Yak shaving is the name hackers give to the chain of distractions that stand between you and the thing you meant to do. The Jargon File defines it as “any seemingly pointless activity which is actually necessary to solve a problem which solves a problem which, several levels of recursion later, solves the real problem you’re working on.” You sit down to fix one bug and find yourself, hours later, configuring a tool you have never used to compile a library you did not know you needed.
The classic illustration runs as a cascade. You want to wax your car, but the hose is broken, so you need a new hose, but the hardware store requires a membership card you lent to a neighbor, who borrowed it because of something involving a pillow, which leads, by a long chain, to needing some yak hair, which means you end up at the zoo shaving a yak.

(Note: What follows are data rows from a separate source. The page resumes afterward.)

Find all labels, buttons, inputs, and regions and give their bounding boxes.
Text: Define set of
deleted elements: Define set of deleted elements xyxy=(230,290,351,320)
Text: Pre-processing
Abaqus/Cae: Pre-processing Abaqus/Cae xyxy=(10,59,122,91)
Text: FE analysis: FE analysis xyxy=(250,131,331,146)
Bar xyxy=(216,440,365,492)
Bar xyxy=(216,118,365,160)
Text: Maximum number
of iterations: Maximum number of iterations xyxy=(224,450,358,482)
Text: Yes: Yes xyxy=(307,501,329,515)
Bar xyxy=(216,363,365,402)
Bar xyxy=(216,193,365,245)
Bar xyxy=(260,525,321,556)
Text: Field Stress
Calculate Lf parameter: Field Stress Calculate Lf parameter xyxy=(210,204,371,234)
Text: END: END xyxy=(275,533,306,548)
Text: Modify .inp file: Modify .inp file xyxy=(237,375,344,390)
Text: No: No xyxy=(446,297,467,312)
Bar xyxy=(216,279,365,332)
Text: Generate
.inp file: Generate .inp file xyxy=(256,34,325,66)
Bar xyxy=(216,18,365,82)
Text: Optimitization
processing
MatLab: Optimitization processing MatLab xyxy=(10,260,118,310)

None of those steps has anything obvious to do with waxing a car, yet each is a genuine prerequisite for the one before it.
The Jargon File records that the term originated at the MIT AI Lab, and dates its coinage to after the year 2000, noting it probably derives from a “Ren and Stimpy” episode involving a literal yak. That places yak shaving among the newer additions to the lexicon, a reminder that hacker slang keeps growing as long as the culture does, and that even a maintained reference work documents its entries’ origins where it can.
What makes the term useful is that it names a specific and very common experience precisely. It is not the same as ordinary procrastination, where you avoid the real work; in yak shaving every individual step really is necessary, which is exactly what makes it so frustrating and so hard to stop. The recursion is the whole point: each task spawns a prerequisite, and you only get to climb back up the stack once the deepest, most absurd-seeming chore is finished.
Because it captures something every programmer recognizes, yak shaving has spread well beyond the lab where it was coined. To announce that you are “shaving a yak” is to acknowledge, with a degree of self-deprecating humor, that you have descended several levels away from your actual goal and may be there for a while. Like much of the vocabulary preserved in the Jargon File, it turns a shared annoyance into a shared joke.